There were reports that Mootoo had recently sold a plot of land for some $40M, allegedly with the intention of paying his debt. However, the individual to whom he sold the property failed to pay him immediately. The businessman was still waiting for payment when he was executed.
Police officials sharply dismissed this theory. Meanwhile, investigators detained then released, three of Mootoo’s close associates, including a bodyguard and a handyman.
But some three weeks later, one of Totaram Mootoo’s brothers contacted me. He had flown in from overseas. He was convinced that two avaricious men with very, very close ties to the couple plotted their death. He believed that the men hired a close associate of his brother to carry out the execution. According to the brother, the two suspects stood to reap huge financial gains from his brother’s demise.

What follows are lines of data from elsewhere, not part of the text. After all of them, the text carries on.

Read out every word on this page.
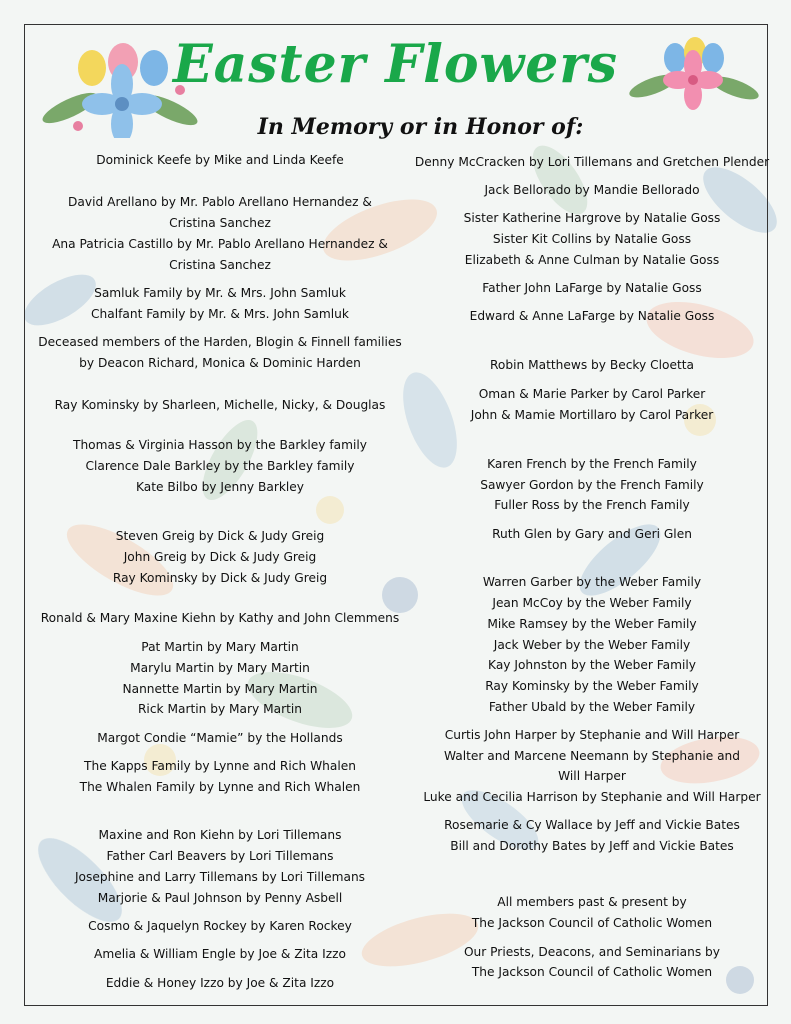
Easter Flowers
In Memory or in Honor of:
Dominick Keefe by Mike and Linda Keefe
David Arellano by Mr. Pablo Arellano Hernandez &
Cristina Sanchez
Ana Patricia Castillo by Mr. Pablo Arellano Hernandez &
Cristina Sanchez
Samluk Family by Mr. & Mrs. John Samluk
Chalfant Family by Mr. & Mrs. John Samluk
Deceased members of the Harden, Blogin & Finnell families
by Deacon Richard, Monica & Dominic Harden
Ray Kominsky by Sharleen, Michelle, Nicky, & Douglas
Thomas & Virginia Hasson by the Barkley family
Clarence Dale Barkley by the Barkley family
Kate Bilbo by Jenny Barkley
Steven Greig by Dick & Judy Greig
John Greig by Dick & Judy Greig
Ray Kominsky by Dick & Judy Greig
Ronald & Mary Maxine Kiehn by Kathy and John Clemmens
Pat Martin by Mary Martin
Marylu Martin by Mary Martin
Nannette Martin by Mary Martin
Rick Martin by Mary Martin
Margot Condie “Mamie” by the Hollands
The Kapps Family by Lynne and Rich Whalen
The Whalen Family by Lynne and Rich Whalen
Maxine and Ron Kiehn by Lori Tillemans
Father Carl Beavers by Lori Tillemans
Josephine and Larry Tillemans by Lori Tillemans
Marjorie & Paul Johnson by Penny Asbell
Cosmo & Jaquelyn Rockey by Karen Rockey
Amelia & William Engle by Joe & Zita Izzo
Eddie & Honey Izzo by Joe & Zita Izzo
Denny McCracken by Lori Tillemans and Gretchen Plender
Jack Bellorado by Mandie Bellorado
Sister Katherine Hargrove by Natalie Goss
Sister Kit Collins by Natalie Goss
Elizabeth & Anne Culman by Natalie Goss
Father John LaFarge by Natalie Goss
Edward & Anne LaFarge by Natalie Goss
Robin Matthews by Becky Cloetta
Oman & Marie Parker by Carol Parker
John & Mamie Mortillaro by Carol Parker
Karen French by the French Family
Sawyer Gordon by the French Family
Fuller Ross by the French Family
Ruth Glen by Gary and Geri Glen
Warren Garber by the Weber Family
Jean McCoy by the Weber Family
Mike Ramsey by the Weber Family
Jack Weber by the Weber Family
Kay Johnston by the Weber Family
Ray Kominsky by the Weber Family
Father Ubald by the Weber Family
Curtis John Harper by Stephanie and Will Harper
Walter and Marcene Neemann by Stephanie and
Will Harper
Luke and Cecilia Harrison by Stephanie and Will Harper
Rosemarie & Cy Wallace by Jeff and Vickie Bates
Bill and Dorothy Bates by Jeff and Vickie Bates
All members past & present by
The Jackson Council of Catholic Women
Our Priests, Deacons, and Seminarians by
The Jackson Council of Catholic Women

According to the brother, he learned about the couple’s death sometime after 03:45 hrs on May 10, 2013, after receiving a call from one of his brothers. He said that two suspects immediately came to mind, and he subsequently received information that seemed to confirm his suspicions.
The man said that he contacted the couple’s two sons, who subsequently travelled to Guyana.
Mootoo’s brother suggested that the murder plot was hatched about a month prior to the Mootoos’ execution. He also believes that someone tampered with the surveillance equipment in the couple’s residence.
According to the brother, Totaram Mootoo was in the habit of keeping large sums of currency in his home and was upset after several million in local currency disappeared from his residence.
He claimed that the money-changer kept two safes in his residence and alleged that one of the safes had disappeared. He suggested that the individuals who plotted his brother’s death paid off the killers with some of the cash from his sibling’s stolen safe.
Police sources later confirmed that the brother and an in-law of Totaram Mootoo had relayed their suspicions to them.
Mootoo’s brother at the time had said that he was determined to assist the police in every possible way to bring the killers to justice.
But almost five years later, the case appears to have gone in the direction of other execution-style killings; that is, nowhere.